Pour le lieutenant de Laurent Fabius, le PS doit "éviter le star-système." Qui est la starlette ? "Ce n'est pas l'aura nationale de tel ou tel candidat qui nous permettra de gagner, mais sa capacité à porter un projet alternatif et à être perçu comme utile par nos compatriotes", affirme-t-il. Bartolone, contre-feu de Royal ?

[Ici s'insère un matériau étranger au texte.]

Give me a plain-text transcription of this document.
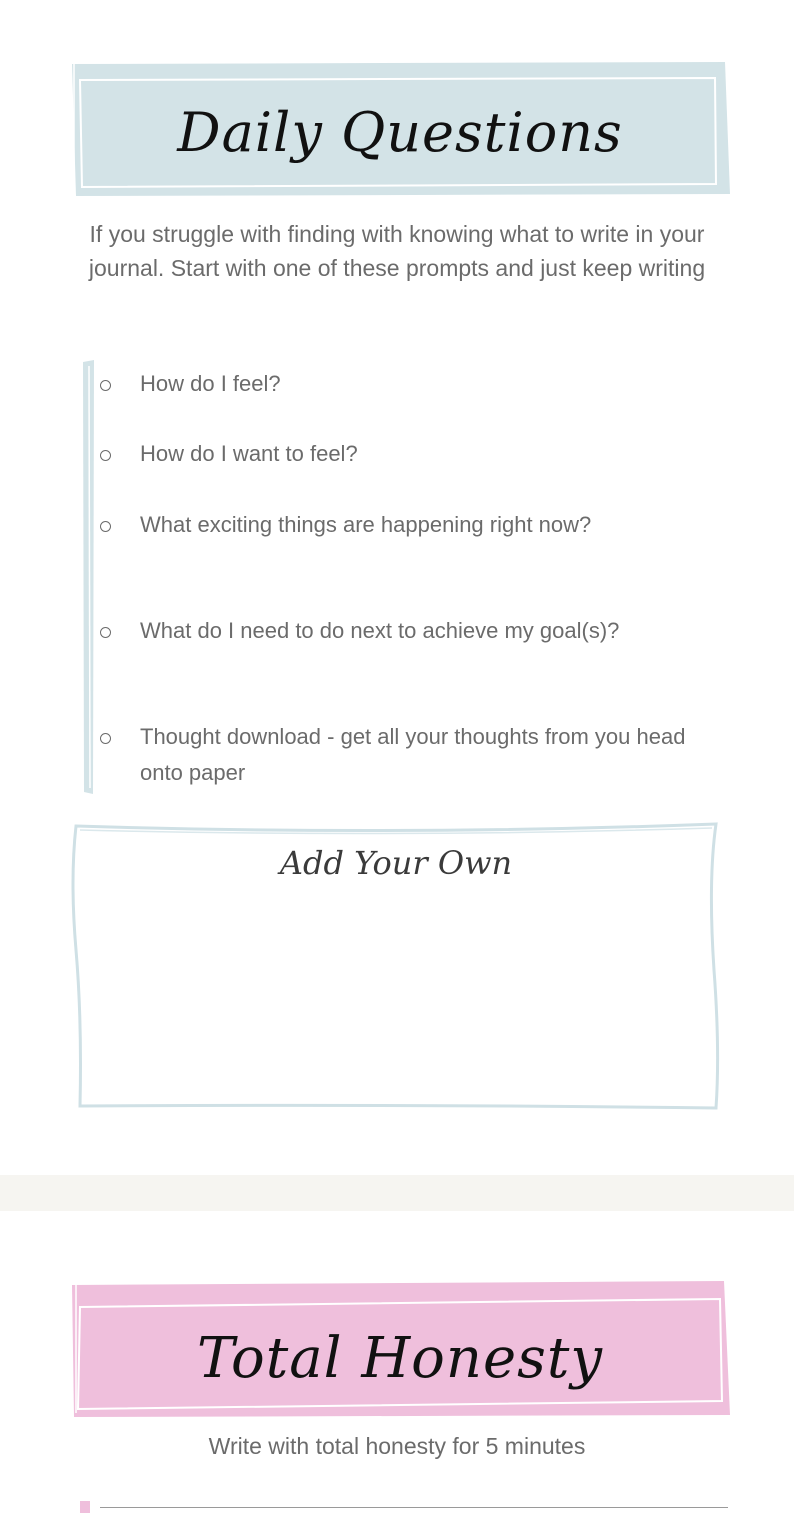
Daily Questions
If you struggle with finding with knowing what to write in your journal. Start with one of these prompts and just keep writing
How do I feel?
How do I want to feel?
What exciting things are happening right now?
What do I need to do next to achieve my goal(s)?
Thought download - get all your thoughts from you head onto paper
Add Your Own
Total Honesty
Write with total honesty for 5 minutes
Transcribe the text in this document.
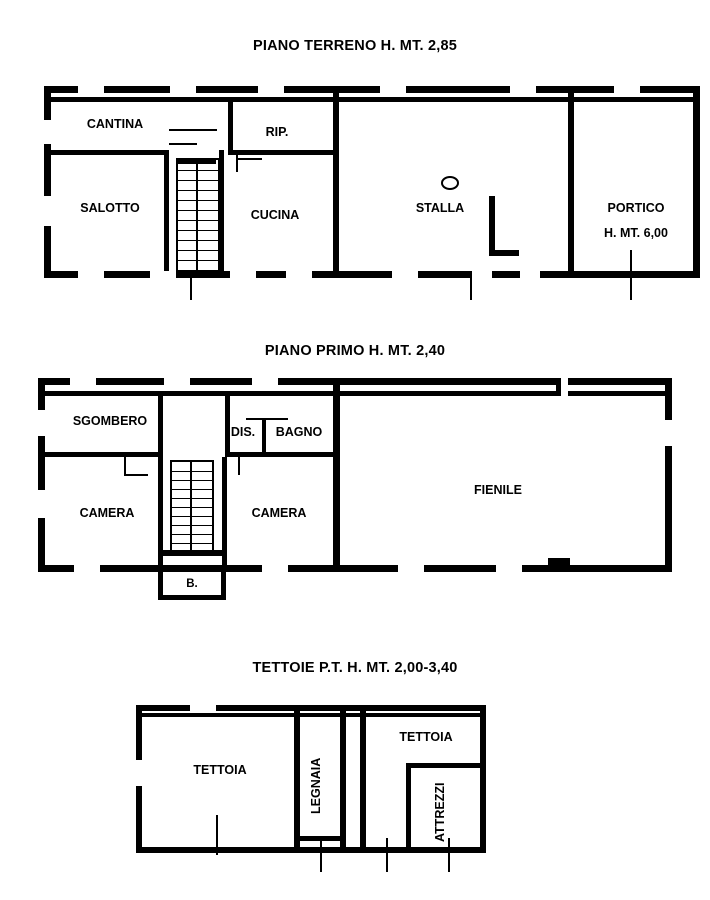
PIANO TERRENO H. MT. 2,85
CANTINA
RIP.
SALOTTO	CUCINA	STALLA	PORTICO
H. MT. 6,00
PIANO PRIMO H. MT. 2,40
B.
SGOMBERO
DIS.	BAGNO
CAMERA	CAMERA
FIENILE
TETTOIE P.T. H. MT. 2,00-3,40
TETTOIA	LEGNAIA
TETTOIA
ATTREZZI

L'ancien Premier ministre Lionel Jospin (1937) n'écarte pas non plus une possible candidature car ils ne sont pas tout à fait rares les responsables du PS qui lui gardent leur confiance. Or, ils voient un indice dans sa récente publication d’une tribune dans Le Monde."Il veut peser, soit en soutenant Delanoë, soit, si celui-ci n'y va pas, en montrant qu'il pourrait être l'homme de la situation", analyse un dirigeant PS … sous couvert de l'anonymat. Mais, ce qui estcertain, c’est que Jospin souhaite faire barrage à Sa Cynique Majesté Royal. N’a-t-il pas démontré, dans son livre L'Impasse publié en septembre 2007, que Marie-sEGOlène Royal « n'a pas les qualités humaines ni les capacités politiques » nécessaires pour remettre le Parti socialiste en ordre de marche et « espérer gagner la prochaine présidentielle » ?
François Hollande n'exclut pas pour sa part de se positionner pour la candidature à la candidature pour la présidentielle de 2012. Puisque son ex-concubine l’a frustré de celle de 2007, il nous rejouerait Le Retour du Coyotte.